Abstract
Hydrodynamic models have been widely used in urban flood modelling. Due to the prohibitive computational cost, most of urban flood simulations have been currently carried out at low spatial resolution or in small localised domains, leading to unreliable predictions. With the recent advance in high-performance computing technologies, GPU-accelerated hydrodynamic models are now capable of performing high-resolution simulations at a city scale. This paper presents a multi-GPU hydrodynamic model applied to reproduce a flood event in a 267.4 km2 urbanised domain in Fuzhou, Fujian Province, China. At 2 m resolution, the simulation is completed in nearly real time, demonstrating the efficiency and robustness of the model for high-resolution flood modelling.
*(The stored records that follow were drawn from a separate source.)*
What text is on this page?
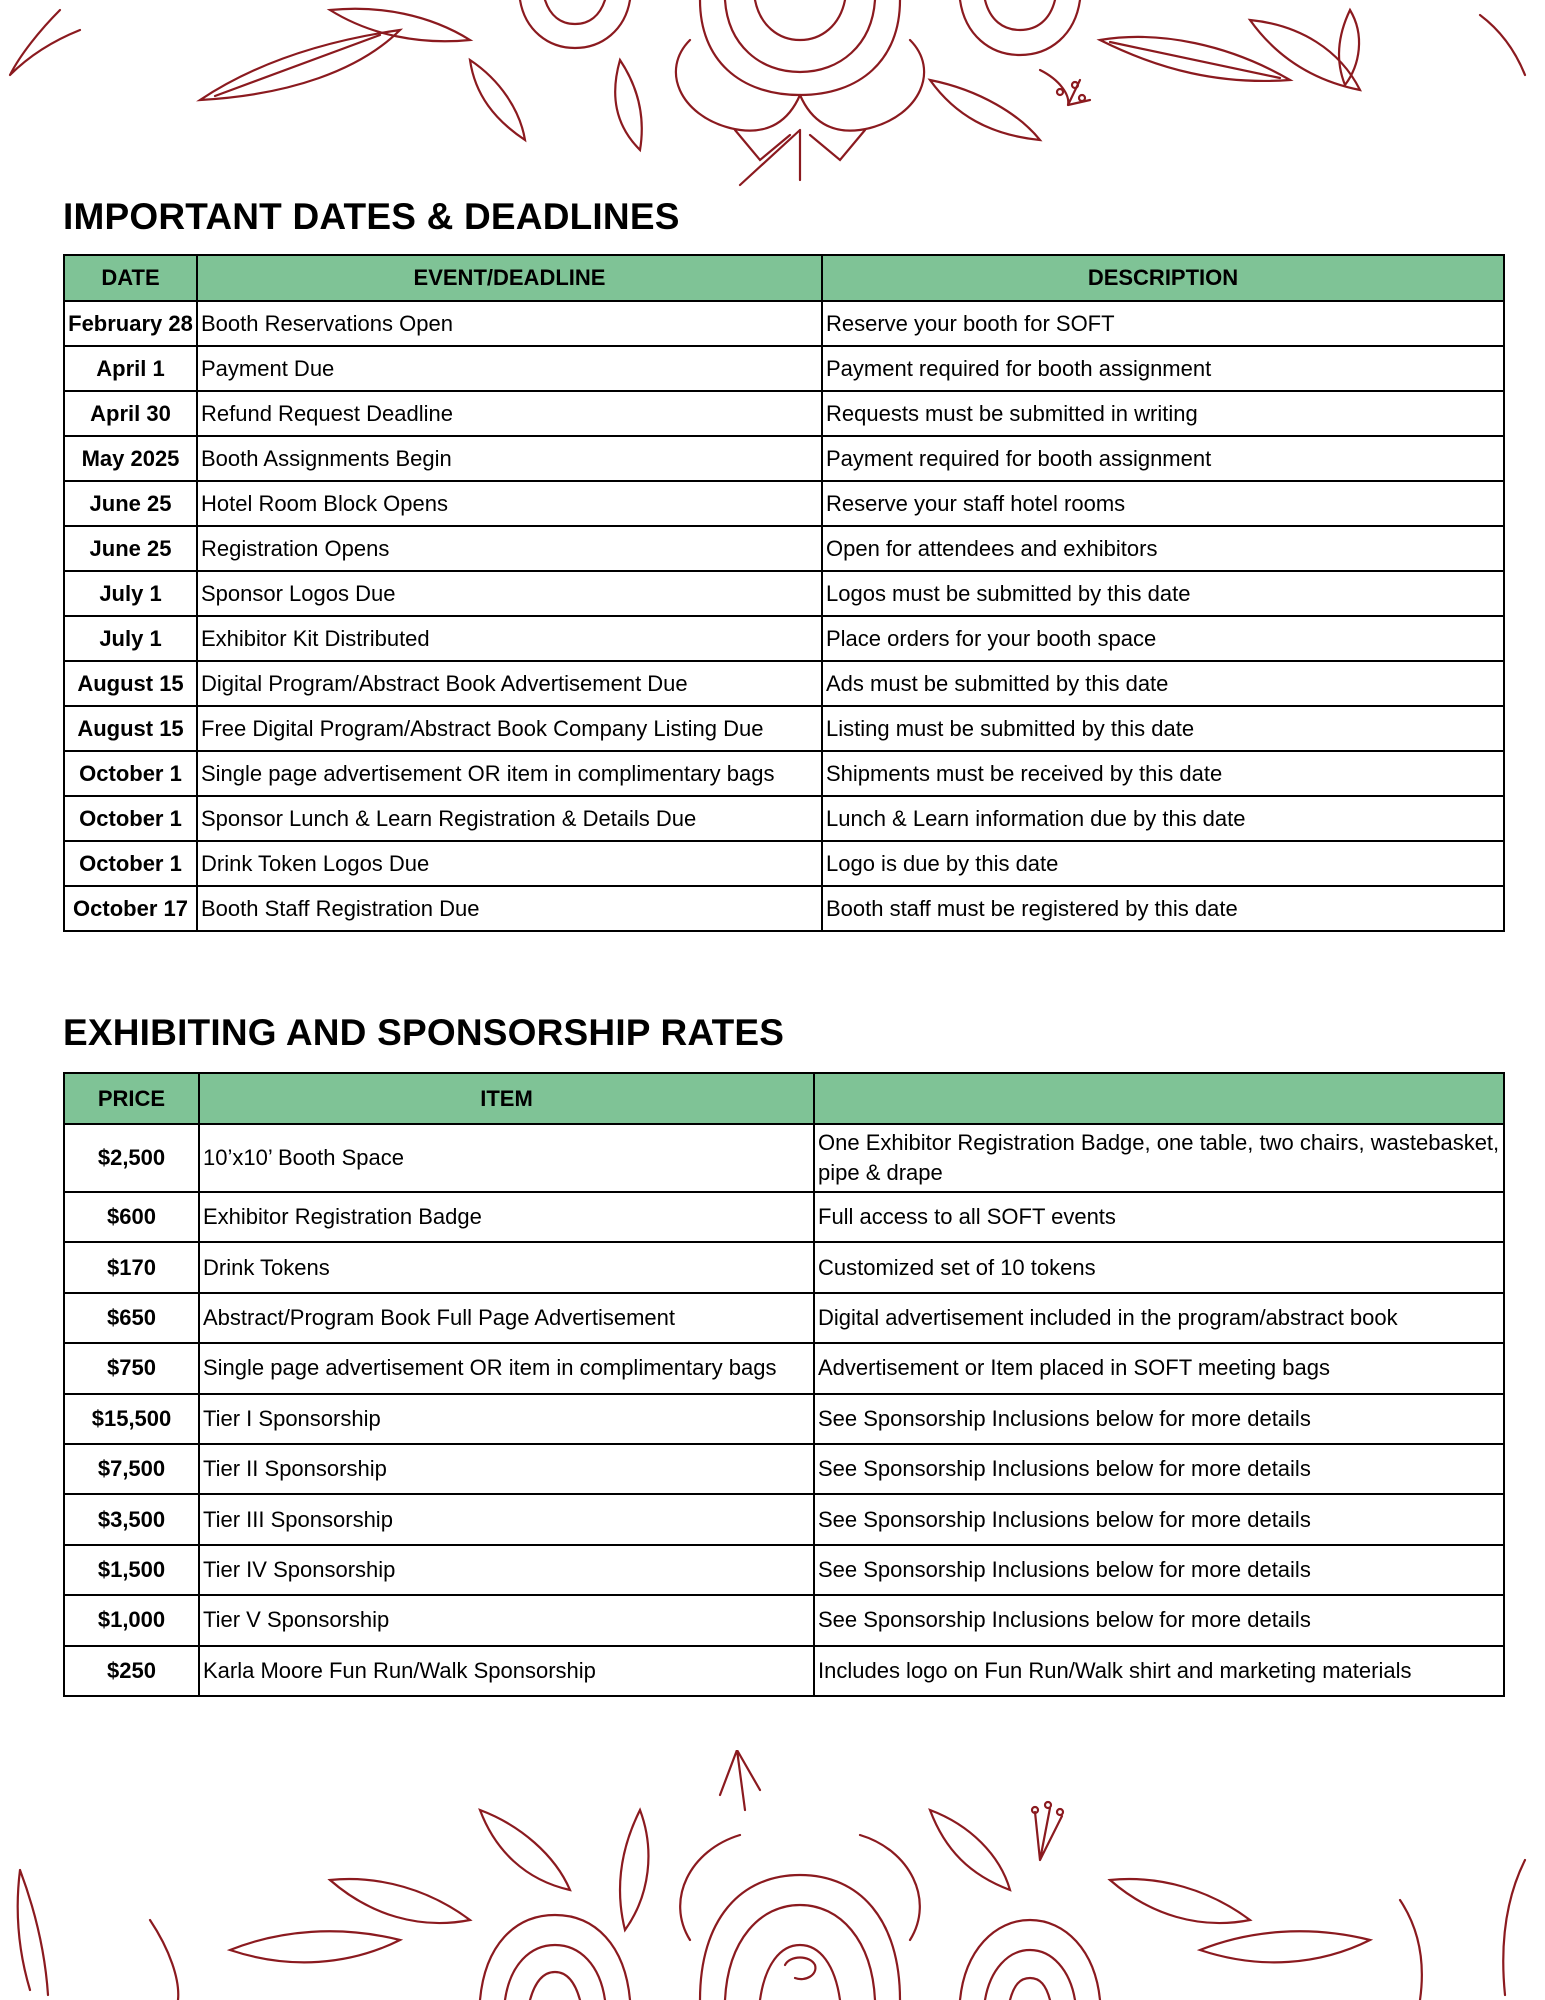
IMPORTANT DATES & DEADLINES
DATE	EVENT/DEADLINE	DESCRIPTION
February 28	Booth Reservations Open	Reserve your booth for SOFT
April 1	Payment Due	Payment required for booth assignment
April 30	Refund Request Deadline	Requests must be submitted in writing
May 2025	Booth Assignments Begin	Payment required for booth assignment
June 25	Hotel Room Block Opens	Reserve your staff hotel rooms
June 25	Registration Opens	Open for attendees and exhibitors
July 1	Sponsor Logos Due	Logos must be submitted by this date
July 1	Exhibitor Kit Distributed	Place orders for your booth space
August 15	Digital Program/Abstract Book Advertisement Due	Ads must be submitted by this date
August 15	Free Digital Program/Abstract Book Company Listing Due	Listing must be submitted by this date
October 1	Single page advertisement OR item in complimentary bags	Shipments must be received by this date
October 1	Sponsor Lunch & Learn Registration & Details Due	Lunch & Learn information due by this date
October 1	Drink Token Logos Due	Logo is due by this date
October 17	Booth Staff Registration Due	Booth staff must be registered by this date
EXHIBITING AND SPONSORSHIP RATES
PRICE	ITEM	
$2,500	10’x10’ Booth Space	One Exhibitor Registration Badge, one table, two chairs, wastebasket, pipe & drape
$600	Exhibitor Registration Badge	Full access to all SOFT events
$170	Drink Tokens	Customized set of 10 tokens
$650	Abstract/Program Book Full Page Advertisement	Digital advertisement included in the program/abstract book
$750	Single page advertisement OR item in complimentary bags	Advertisement or Item placed in SOFT meeting bags
$15,500	Tier I Sponsorship	See Sponsorship Inclusions below for more details
$7,500	Tier II Sponsorship	See Sponsorship Inclusions below for more details
$3,500	Tier III Sponsorship	See Sponsorship Inclusions below for more details
$1,500	Tier IV Sponsorship	See Sponsorship Inclusions below for more details
$1,000	Tier V Sponsorship	See Sponsorship Inclusions below for more details
$250	Karla Moore Fun Run/Walk Sponsorship	Includes logo on Fun Run/Walk shirt and marketing materials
The model is used to further investigate the effects of varying spatial resolution and using localised domains on the simulation results. It is recommended that urban flood simulations should be performed at resolutions higher than 5 m and localised simulations may introduce unacceptable numerical errors.
Highlights
With the ongoing rapid urbanisation and climate change, flood risk is expected to significantly increase in the twenty-first century and beyond (IPCC 2014)
HiPIMS is used to reproduce the severe urban flood event induced by Typhoon Megi in the 267.4 km2 domain of Fuzhou City
This paper presents a High-Performance Integrated hydrodynamic Modelling System (HiPIMS) for application in reproducing a severe flood event induced by typhoon rainfall in a 267.4 km2 urbanised domain in the city of Fuzhou, China
Summary
With the ongoing rapid urbanisation and climate change, flood risk is expected to significantly increase in the twenty-first century and beyond (IPCC 2014). Smith et al (2015) applied the GPU-accelerated hydrodynamic model developed by Smith and Liang (2013) using the OpenCL programming framework to reproduce the January 2005 flood in Carlisle, UK, and compared the model performance on different hardware devices They confirmed that a high-spec GPU could speed up the same simulation for more than 20 times in comparison with a multi-CPU server. Attempts have been reported to achieve superior computational speed using multi-GPU parallelisation (e.g. Sætra and Brodtkorb 2012) These GPU-accelerated hydrodynamic models have provided effective tools to support large-scale high-resolution flood modelling at an unprecedented computational speed (Liang et al 2016).